Todavia, é precisamente por a História demonstrar que as relações humanas – em especial as relações entre os cidadãos e o Estado e as relações entre os trabalhadores e as entidades empregadoras –, não são relações paritárias que a nossa própria Constituição, bem como o Regulamento Geral sobre a Proteção de Dados (RGPD) (2), prevê outros fundamentos de legitimação de tratamento de dados pessoais, especialmente exigentes quando em causa estejam dados, cujo tratamento, em diferentes momentos do passado, gerou discriminação e estigmatização dos respetivos titulares.
É por esse motivo que o consentimento dos titulares dos dados, como de resto qualquer manifestação de vontade, só é juridicamente relevante se estiverem verificadas as condições que garantam a liberdade inerente a essa manifestação. O que pressupõem, não apenas informação clara sobre as condições do tratamento de dados pessoais e sobre as consequências do mesmo, mas também que essa manifestação de vontade não esteja condicionada ou prejudicada pelas eventuais repercussões (ou pela ameaça de repercussões) que a recusa da sua emissão possa ter na relação jurídica laboral e nas condições de prestação do trabalho – atente-se na alínea 11) do artigo 4.º do RGPD, onde se estabelece que só se considera consentimento do titular dos dados «uma manifestação de vontade livre, específica, informada e explícita, pela qual o titular dos dados aceita […] que os dados pessoais que lhe dizem respeito sejam objeto de tratamento», e ainda no considerando 43 do RGPD, onde se lê «[…] em casos específicos em que exista um desequilíbrio manifesto entre o titular dos dados e o responsável pelo seu tratamento, o consentimento não deve ser tido como fundamento válido de licitude deste»..
Ora, é o contexto das relações laborais um dos que mais desafios coloca à concretização de tais condições.
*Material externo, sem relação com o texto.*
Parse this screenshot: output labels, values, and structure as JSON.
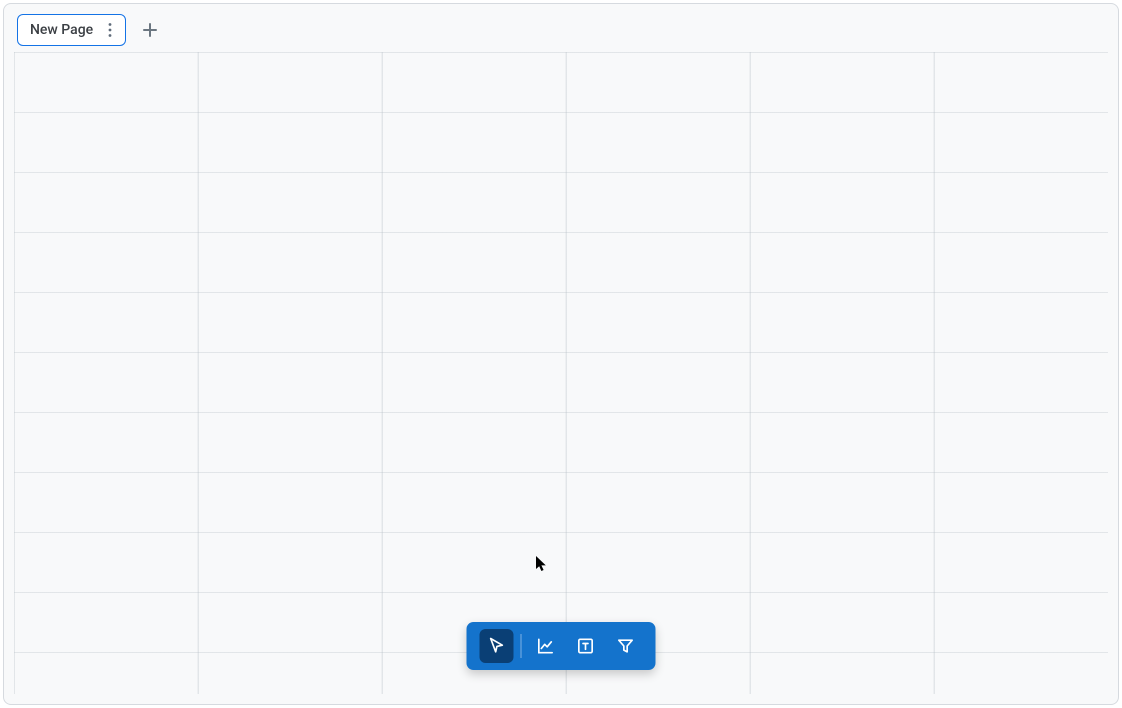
{
  "tabs": {
    "current": {
      "label": "New Page"
    },
    "add_tooltip": "Add page",
    "menu_tooltip": "Page options"
  },
  "toolbar": {
    "tools": [
      {
        "name": "pointer",
        "icon": "pointer-icon",
        "active": true
      },
      {
        "name": "chart",
        "icon": "line-chart-icon",
        "active": false
      },
      {
        "name": "text-box",
        "icon": "text-box-icon",
        "active": false
      },
      {
        "name": "filter",
        "icon": "filter-icon",
        "active": false
      }
    ]
  },
  "colors": {
    "accent": "#1473e6",
    "toolbar_bg": "#1473cc",
    "toolbar_active": "#0a3f75",
    "canvas_bg": "#f8f9fa"
  }
}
Essa é a razão por que as autoridades de proteção de dados pessoais dos Estados-Membros da União Europeia sempre interpretaram a legislação da União como apenas admitindo a relevância do consentimento dos trabalhadores «em circunstâncias excecionais, quando o ato de dar ou recusar o consentimento não produza quaisquer consequências negativas (3)». Sublinho a este propósito que a CNPD teve oportunidade no passado recente, em várias ocasiões, de destacar e explicar este aspeto do regime europeu junto da Assembleia da República e em especial da Comissão dos Assuntos Constitucionais, Direitos, Liberdades e Garantias.
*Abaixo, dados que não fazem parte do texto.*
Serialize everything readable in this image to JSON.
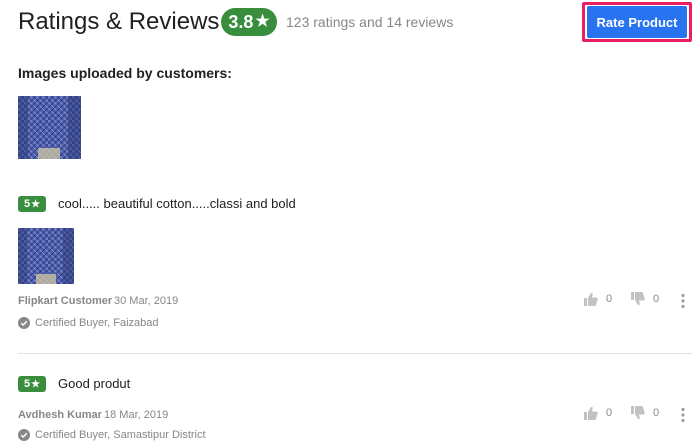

Curiosamente, a norma recentemente aprovada pelo Governo português causa particular estranheza, sobretudo por consistir numa norma vazia de qualquer garantia dos direitos dos titulares dos dados e, especificamente, omissa quanto à previsão de condições que garantam um consentimento informado e livre. Mas a este ponto se voltará.
Feitos os esclarecimentos prévios, a CNPD responde em seguida a cada uma das questões colocadas pelo Senhor Deputado Requerente.
Questão 1
Em relação à primeira questão, assinala-se que não são as orientações da CNPD que «podem facilitar a criação de cadeias de contágio, pondo em causa a saúde dos cidadãos». A demonstrar-se, o que não foi demonstrado, que o conteúdo da orientação da CNPD é suscetível de facilitar a criação de cadeias de contágio, tal seria exclusivamente imputável ao quadro legal vigente na ordem jurídica portuguesa, que a CNPD se limitou a concretizar no atual contexto.
Na verdade, os dados pessoais relativos à saúde só podem ser tratados se se verificar em concreto alguma das alíneas do n.º 2 do artigo 9.º do RGPD.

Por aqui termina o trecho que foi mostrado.